Artikel

Langkah pertama adalah Jujur, lalu menjadi Mulia

Kejujuran dapat digambarkan sebagai sebuah jembatan yang menghubungkan dua hati. Di atas jembatan itulah kepercayaan berjalan dengan langkah yang tegak. Tanpanya, hubungan antarmanusia hanyalah bangunan pasir yang akan runtuh diterjang ombak keraguan. Dengan jujur, kita memberikan penghormatan tertinggi kepada diri sendiri dan orang lain, mengakui bahwa realitas sepahit apa pun itu jauh lebih berharga daripada kepalsuan yang manis.

Menjadi jujur berarti berani menjadi autentik. Di dunia yang sering kali menuntut kita untuk memakai topeng, kejujuran adalah keberanian untuk tampil apa adanya. Ia adalah cahaya kecil yang mampu menembus kegelapan fitnah dan manipulasi, membuktikan bahwa integritas adalah mata uang yang paling berharga dan takkan pernah mengalami inflasi.
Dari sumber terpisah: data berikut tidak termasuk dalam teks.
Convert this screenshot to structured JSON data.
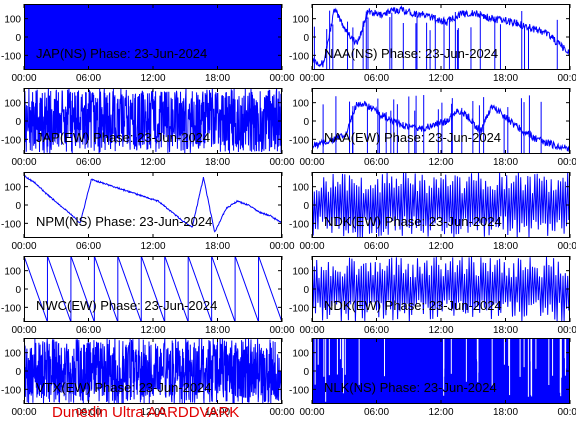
{
  "footer": "Dunedin Ultra AARDDVARK",
  "date": "23-Jun-2024",
  "colors": {
    "trace": "#0000ff",
    "axes": "#000000",
    "footer": "#e00000",
    "background": "#ffffff"
  },
  "chart_data": [
    {
      "type": "line",
      "title": "JAP(NS) Phase: 23-Jun-2024",
      "xlim": [
        "00:00",
        "24:00"
      ],
      "ylim": [
        -180,
        180
      ],
      "xticks": [
        "00:00",
        "06:00",
        "12:00",
        "18:00",
        "00:00"
      ],
      "yticks": [
        100,
        0,
        -100
      ],
      "series": [
        {
          "pattern": "saturated",
          "values": []
        }
      ]
    },
    {
      "type": "line",
      "title": "NAA(NS) Phase: 23-Jun-2024",
      "xlim": [
        "00:00",
        "24:00"
      ],
      "ylim": [
        -180,
        180
      ],
      "xticks": [
        "00:00",
        "06:00",
        "12:00",
        "18:00",
        "00:00"
      ],
      "yticks": [
        100,
        0,
        -100
      ],
      "series": [
        {
          "pattern": "drift",
          "values": [
            -120,
            -150,
            150,
            40,
            -40,
            140,
            120,
            140,
            150,
            130,
            120,
            100,
            80,
            120,
            130,
            120,
            100,
            90,
            80,
            60,
            40,
            20,
            -40,
            -90
          ]
        }
      ]
    },
    {
      "type": "line",
      "title": "JAP(EW) Phase: 23-Jun-2024",
      "xlim": [
        "00:00",
        "24:00"
      ],
      "ylim": [
        -180,
        180
      ],
      "xticks": [
        "00:00",
        "06:00",
        "12:00",
        "18:00",
        "00:00"
      ],
      "yticks": [
        100,
        0,
        -100
      ],
      "series": [
        {
          "pattern": "noise",
          "values": []
        }
      ]
    },
    {
      "type": "line",
      "title": "NAA(EW) Phase: 23-Jun-2024",
      "xlim": [
        "00:00",
        "24:00"
      ],
      "ylim": [
        -180,
        180
      ],
      "xticks": [
        "00:00",
        "06:00",
        "12:00",
        "18:00",
        "00:00"
      ],
      "yticks": [
        100,
        0,
        -100
      ],
      "series": [
        {
          "pattern": "drift",
          "values": [
            -140,
            -120,
            -100,
            -80,
            100,
            80,
            40,
            0,
            -20,
            -40,
            -40,
            -20,
            0,
            60,
            20,
            -60,
            80,
            40,
            -20,
            -60,
            -100,
            -120,
            -140,
            -150
          ]
        }
      ]
    },
    {
      "type": "line",
      "title": "NPM(NS) Phase: 23-Jun-2024",
      "xlim": [
        "00:00",
        "24:00"
      ],
      "ylim": [
        -180,
        180
      ],
      "xticks": [
        "00:00",
        "06:00",
        "12:00",
        "18:00",
        "00:00"
      ],
      "yticks": [
        100,
        0,
        -100
      ],
      "series": [
        {
          "pattern": "smooth",
          "values": [
            160,
            120,
            60,
            10,
            -40,
            -100,
            140,
            120,
            100,
            80,
            60,
            40,
            20,
            -30,
            -80,
            -120,
            150,
            -150,
            -20,
            20,
            0,
            -40,
            -60,
            -100
          ]
        }
      ]
    },
    {
      "type": "line",
      "title": "NDK(EW) Phase: 23-Jun-2024",
      "xlim": [
        "00:00",
        "24:00"
      ],
      "ylim": [
        -180,
        180
      ],
      "xticks": [
        "00:00",
        "06:00",
        "12:00",
        "18:00",
        "00:00"
      ],
      "yticks": [
        100,
        0,
        -100
      ],
      "series": [
        {
          "pattern": "zigzag",
          "values": []
        }
      ]
    },
    {
      "type": "line",
      "title": "NWC(EW) Phase: 23-Jun-2024",
      "xlim": [
        "00:00",
        "24:00"
      ],
      "ylim": [
        -180,
        180
      ],
      "xticks": [
        "00:00",
        "06:00",
        "12:00",
        "18:00",
        "00:00"
      ],
      "yticks": [
        100,
        0,
        -100
      ],
      "series": [
        {
          "pattern": "sawtooth",
          "values": []
        }
      ]
    },
    {
      "type": "line",
      "title": "NDK(EW) Phase: 23-Jun-2024",
      "xlim": [
        "00:00",
        "24:00"
      ],
      "ylim": [
        -180,
        180
      ],
      "xticks": [
        "00:00",
        "06:00",
        "12:00",
        "18:00",
        "00:00"
      ],
      "yticks": [
        100,
        0,
        -100
      ],
      "series": [
        {
          "pattern": "zigzag",
          "values": []
        }
      ]
    },
    {
      "type": "line",
      "title": "VTX(EW) Phase: 23-Jun-2024",
      "xlim": [
        "00:00",
        "24:00"
      ],
      "ylim": [
        -180,
        180
      ],
      "xticks": [
        "00:00",
        "06:00",
        "12:00",
        "18:00",
        "00:00"
      ],
      "yticks": [
        100,
        0,
        -100
      ],
      "series": [
        {
          "pattern": "noise",
          "values": []
        }
      ]
    },
    {
      "type": "line",
      "title": "NLK(NS) Phase: 23-Jun-2024",
      "xlim": [
        "00:00",
        "24:00"
      ],
      "ylim": [
        -180,
        180
      ],
      "xticks": [
        "00:00",
        "06:00",
        "12:00",
        "18:00",
        "00:00"
      ],
      "yticks": [
        100,
        0,
        -100
      ],
      "series": [
        {
          "pattern": "saturated",
          "values": []
        }
      ]
    }
  ]
}
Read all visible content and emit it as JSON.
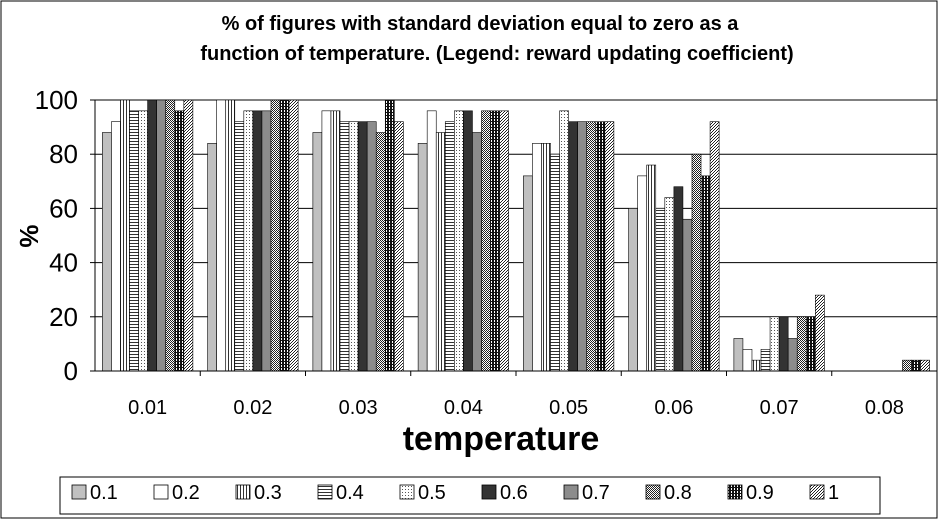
{
  "chart_data": {
    "type": "bar",
    "title": "% of figures with standard deviation equal to  zero as a",
    "subtitle": "function of temperature. (Legend: reward updating coefficient)",
    "xlabel": "temperature",
    "ylabel": "%",
    "ylim": [
      0,
      100
    ],
    "yticks": [
      "0",
      "20",
      "40",
      "60",
      "80",
      "100"
    ],
    "grid": true,
    "legend_position": "bottom",
    "categories": [
      "0.01",
      "0.02",
      "0.03",
      "0.04",
      "0.05",
      "0.06",
      "0.07",
      "0.08"
    ],
    "series": [
      {
        "name": "0.1",
        "pattern": "gray-light",
        "values": [
          88,
          84,
          88,
          84,
          72,
          60,
          12,
          0
        ]
      },
      {
        "name": "0.2",
        "pattern": "white",
        "values": [
          92,
          100,
          96,
          96,
          84,
          72,
          8,
          0
        ]
      },
      {
        "name": "0.3",
        "pattern": "vertical-lines",
        "values": [
          100,
          100,
          96,
          88,
          84,
          76,
          4,
          0
        ]
      },
      {
        "name": "0.4",
        "pattern": "horizontal-lines",
        "values": [
          96,
          92,
          92,
          92,
          80,
          60,
          8,
          0
        ]
      },
      {
        "name": "0.5",
        "pattern": "dotted-light",
        "values": [
          96,
          96,
          92,
          96,
          96,
          64,
          20,
          0
        ]
      },
      {
        "name": "0.6",
        "pattern": "black",
        "values": [
          100,
          96,
          92,
          96,
          92,
          68,
          20,
          0
        ]
      },
      {
        "name": "0.7",
        "pattern": "gray-medium",
        "values": [
          100,
          96,
          92,
          88,
          92,
          56,
          12,
          0
        ]
      },
      {
        "name": "0.8",
        "pattern": "checker",
        "values": [
          100,
          100,
          88,
          96,
          92,
          80,
          20,
          4
        ]
      },
      {
        "name": "0.9",
        "pattern": "grid-dark",
        "values": [
          96,
          100,
          100,
          96,
          92,
          72,
          20,
          4
        ]
      },
      {
        "name": "1",
        "pattern": "dotted-dense",
        "values": [
          100,
          100,
          92,
          96,
          92,
          92,
          28,
          4
        ]
      }
    ]
  }
}
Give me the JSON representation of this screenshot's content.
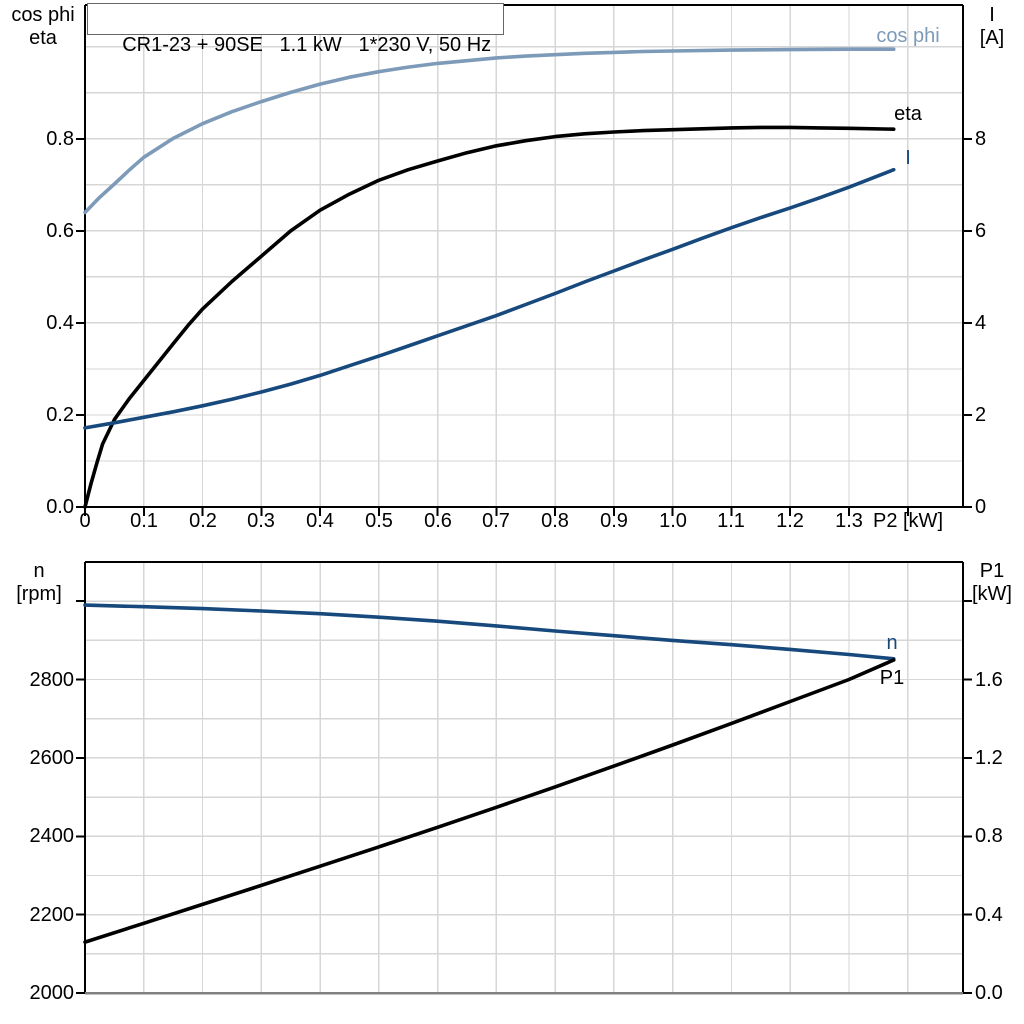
{
  "title": "CR1-23 + 90SE   1.1 kW   1*230 V, 50 Hz",
  "colors": {
    "cos_phi_curve": "#7D9BB9",
    "current_curve": "#17497D",
    "black_curve": "#000000",
    "grid": "#D6D6D6",
    "axis": "#000000",
    "bottom_border_gray": "#808080"
  },
  "chart_data": [
    {
      "type": "line",
      "title": "CR1-23 + 90SE   1.1 kW   1*230 V, 50 Hz",
      "xlabel": "P2 [kW]",
      "ylabel_left": "cos phi / eta",
      "ylabel_right": "I [A]",
      "ylabel_left_lines": [
        "cos phi",
        "eta"
      ],
      "ylabel_right_lines": [
        "I",
        "[A]"
      ],
      "xlim": [
        0,
        1.494
      ],
      "ylim_left": [
        0,
        1.091
      ],
      "ylim_right": [
        0,
        10.91
      ],
      "grid_x_step": 0.1,
      "grid_y_step": 0.1,
      "grid": true,
      "legend_position": "curve-end-labels",
      "xticks": [
        {
          "v": 0,
          "l": "0"
        },
        {
          "v": 0.1,
          "l": "0.1"
        },
        {
          "v": 0.2,
          "l": "0.2"
        },
        {
          "v": 0.3,
          "l": "0.3"
        },
        {
          "v": 0.4,
          "l": "0.4"
        },
        {
          "v": 0.5,
          "l": "0.5"
        },
        {
          "v": 0.6,
          "l": "0.6"
        },
        {
          "v": 0.7,
          "l": "0.7"
        },
        {
          "v": 0.8,
          "l": "0.8"
        },
        {
          "v": 0.9,
          "l": "0.9"
        },
        {
          "v": 1.0,
          "l": "1.0"
        },
        {
          "v": 1.1,
          "l": "1.1"
        },
        {
          "v": 1.2,
          "l": "1.2"
        },
        {
          "v": 1.3,
          "l": "1.3"
        },
        {
          "v": 1.4,
          "l": ""
        }
      ],
      "yticks_left": [
        {
          "v": 0,
          "l": "0.0"
        },
        {
          "v": 0.2,
          "l": "0.2"
        },
        {
          "v": 0.4,
          "l": "0.4"
        },
        {
          "v": 0.6,
          "l": "0.6"
        },
        {
          "v": 0.8,
          "l": "0.8"
        }
      ],
      "yticks_right": [
        {
          "v": 0,
          "l": "0"
        },
        {
          "v": 2,
          "l": "2"
        },
        {
          "v": 4,
          "l": "4"
        },
        {
          "v": 6,
          "l": "6"
        },
        {
          "v": 8,
          "l": "8"
        }
      ],
      "series": [
        {
          "name": "cos phi",
          "axis": "left",
          "color": "#7D9BB9",
          "points": [
            [
              0,
              0.64
            ],
            [
              0.025,
              0.673
            ],
            [
              0.05,
              0.702
            ],
            [
              0.075,
              0.732
            ],
            [
              0.1,
              0.76
            ],
            [
              0.15,
              0.801
            ],
            [
              0.2,
              0.833
            ],
            [
              0.25,
              0.859
            ],
            [
              0.3,
              0.881
            ],
            [
              0.35,
              0.901
            ],
            [
              0.4,
              0.919
            ],
            [
              0.45,
              0.934
            ],
            [
              0.5,
              0.946
            ],
            [
              0.55,
              0.956
            ],
            [
              0.6,
              0.964
            ],
            [
              0.65,
              0.97
            ],
            [
              0.7,
              0.976
            ],
            [
              0.75,
              0.98
            ],
            [
              0.8,
              0.983
            ],
            [
              0.85,
              0.986
            ],
            [
              0.9,
              0.988
            ],
            [
              0.95,
              0.99
            ],
            [
              1.0,
              0.991
            ],
            [
              1.1,
              0.993
            ],
            [
              1.2,
              0.994
            ],
            [
              1.3,
              0.995
            ],
            [
              1.376,
              0.995
            ]
          ]
        },
        {
          "name": "eta",
          "axis": "left",
          "color": "#000000",
          "points": [
            [
              0,
              0
            ],
            [
              0.01,
              0.05
            ],
            [
              0.02,
              0.095
            ],
            [
              0.03,
              0.137
            ],
            [
              0.05,
              0.19
            ],
            [
              0.075,
              0.235
            ],
            [
              0.1,
              0.275
            ],
            [
              0.125,
              0.315
            ],
            [
              0.15,
              0.355
            ],
            [
              0.175,
              0.394
            ],
            [
              0.2,
              0.43
            ],
            [
              0.25,
              0.49
            ],
            [
              0.3,
              0.545
            ],
            [
              0.35,
              0.6
            ],
            [
              0.4,
              0.645
            ],
            [
              0.45,
              0.68
            ],
            [
              0.5,
              0.71
            ],
            [
              0.55,
              0.733
            ],
            [
              0.6,
              0.752
            ],
            [
              0.65,
              0.77
            ],
            [
              0.7,
              0.785
            ],
            [
              0.75,
              0.796
            ],
            [
              0.8,
              0.805
            ],
            [
              0.85,
              0.811
            ],
            [
              0.9,
              0.815
            ],
            [
              0.95,
              0.818
            ],
            [
              1.0,
              0.82
            ],
            [
              1.05,
              0.822
            ],
            [
              1.1,
              0.824
            ],
            [
              1.15,
              0.825
            ],
            [
              1.2,
              0.825
            ],
            [
              1.25,
              0.824
            ],
            [
              1.3,
              0.823
            ],
            [
              1.376,
              0.821
            ]
          ]
        },
        {
          "name": "I",
          "axis": "right",
          "color": "#17497D",
          "points": [
            [
              0,
              1.72
            ],
            [
              0.05,
              1.83
            ],
            [
              0.1,
              1.95
            ],
            [
              0.15,
              2.07
            ],
            [
              0.2,
              2.2
            ],
            [
              0.25,
              2.34
            ],
            [
              0.3,
              2.5
            ],
            [
              0.35,
              2.67
            ],
            [
              0.4,
              2.86
            ],
            [
              0.45,
              3.07
            ],
            [
              0.5,
              3.28
            ],
            [
              0.55,
              3.5
            ],
            [
              0.6,
              3.72
            ],
            [
              0.65,
              3.94
            ],
            [
              0.7,
              4.16
            ],
            [
              0.75,
              4.4
            ],
            [
              0.8,
              4.64
            ],
            [
              0.85,
              4.89
            ],
            [
              0.9,
              5.13
            ],
            [
              0.95,
              5.37
            ],
            [
              1.0,
              5.6
            ],
            [
              1.05,
              5.84
            ],
            [
              1.1,
              6.07
            ],
            [
              1.15,
              6.29
            ],
            [
              1.2,
              6.5
            ],
            [
              1.25,
              6.72
            ],
            [
              1.3,
              6.95
            ],
            [
              1.376,
              7.33
            ]
          ]
        }
      ]
    },
    {
      "type": "line",
      "xlabel": "P2 [kW]",
      "ylabel_left": "n [rpm]",
      "ylabel_right": "P1 [kW]",
      "ylabel_left_lines": [
        "n",
        "[rpm]"
      ],
      "ylabel_right_lines": [
        "P1",
        "[kW]"
      ],
      "xlim": [
        0,
        1.494
      ],
      "ylim_left": [
        2000,
        3100
      ],
      "ylim_right": [
        0,
        2.2
      ],
      "grid_x_step": 0.1,
      "grid_y_step": 100,
      "grid": true,
      "legend_position": "curve-end-labels",
      "xticks": [],
      "yticks_left": [
        {
          "v": 2000,
          "l": "2000"
        },
        {
          "v": 2200,
          "l": "2200"
        },
        {
          "v": 2400,
          "l": "2400"
        },
        {
          "v": 2600,
          "l": "2600"
        },
        {
          "v": 2800,
          "l": "2800"
        },
        {
          "v": 3000,
          "l": ""
        }
      ],
      "yticks_right": [
        {
          "v": 0,
          "l": "0.0"
        },
        {
          "v": 0.4,
          "l": "0.4"
        },
        {
          "v": 0.8,
          "l": "0.8"
        },
        {
          "v": 1.2,
          "l": "1.2"
        },
        {
          "v": 1.6,
          "l": "1.6"
        },
        {
          "v": 2.0,
          "l": ""
        }
      ],
      "series": [
        {
          "name": "n",
          "axis": "left",
          "color": "#17497D",
          "points": [
            [
              0,
              2990
            ],
            [
              0.1,
              2986
            ],
            [
              0.2,
              2981
            ],
            [
              0.3,
              2975
            ],
            [
              0.4,
              2968
            ],
            [
              0.5,
              2959
            ],
            [
              0.6,
              2949
            ],
            [
              0.7,
              2937
            ],
            [
              0.8,
              2924
            ],
            [
              0.9,
              2912
            ],
            [
              1.0,
              2900
            ],
            [
              1.1,
              2889
            ],
            [
              1.2,
              2877
            ],
            [
              1.3,
              2864
            ],
            [
              1.376,
              2853
            ]
          ]
        },
        {
          "name": "P1",
          "axis": "right",
          "color": "#000000",
          "points": [
            [
              0,
              0.26
            ],
            [
              0.1,
              0.356
            ],
            [
              0.2,
              0.452
            ],
            [
              0.3,
              0.549
            ],
            [
              0.4,
              0.647
            ],
            [
              0.5,
              0.746
            ],
            [
              0.6,
              0.846
            ],
            [
              0.7,
              0.948
            ],
            [
              0.8,
              1.052
            ],
            [
              0.9,
              1.158
            ],
            [
              1.0,
              1.266
            ],
            [
              1.1,
              1.376
            ],
            [
              1.2,
              1.488
            ],
            [
              1.3,
              1.6
            ],
            [
              1.376,
              1.7
            ]
          ]
        }
      ]
    }
  ]
}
Pada akhirnya, kejujuran bukan sekadar tentang kata-kata yang diucapkan, melainkan tentang selarasnya hati, pikiran, dan perbuatan. Itulah warisan kemuliaan terbaik yang bisa kita tinggalkan yaitu sebuah nama baik yang dipahat di atas batu karang kebenaran.

 

Apabila kejujuran tidak dijalan dengan baik maka ombak keraguan yang akan menghancurkan jembatan dimana kita berada, bisa lingkungan keluarga, sekolah, pekerjaan maupun negara, dampak dari ketidakjujuran apabila sampai diketahui oleh publik adalah seperti hancurnya jembatan yang menghubungkan dengan kepercayaan Dimana memberikan dampak seperti dibawah ini:

    1. Kegagalan Strategis: kegagalan dalam mencapat keinginan yang dicapai
    2. Krisis Kepercayaan: hilang kepercayaan dari orang-orang di sekitar kita
    3. Lingkungan Toxic: lingkungan sekitar dimana kita berada menjadi tidak kondusif
    4. Sanksi Hukum dan Finansial: bisa menimbulkan masalah kebocoran keuangan maupun sanksi hukum
    5. Kerusakan Reputasi: jika ketidakjujuran ini sampai ke telinga publik atau klien, kredibilitas orang tersebut akan merosot tajam, yang mengakibatkan hilangnya kepercayaan kepada orang tersebut.

Agar kejujuran yang kita bangun dapat meningkatkan kepercayaan maka kita bisa memulai dari diri kita sendiri dengan beberapa Langkah-langkah Praktis, seperti:

  • Akui Kesalahan Kecil:Berlatihlah jujur pada hal-hal sepele. Jika terlambat, akui alasan sebenarnya daripada mencari alasan logistik yang dibuat-buat.
  • Self-Reflecting:Luangkan waktu setiap malam untuk bertanya pada diri sendiri: “Apakah ada ucapan atau tindakan saya hari ini yang tidak sesuai dengan kenyataan?”
  • Membangun Prinsip di Atas Kepentingan:Tetapkan bahwa “Nama Baik” jauh lebih berharga daripada “Keuntungan Sesaat”

 

Langkah-langkah praktis diatas akan dilatihkan pada Return on Character (ROCH) sebagai penguatan karakter jujur yang wajib dibangun untuk meningkatkan kejujuran untuk memperkokoh jambatan kepercayaan yang kuat dari lingkungan sekitar kita.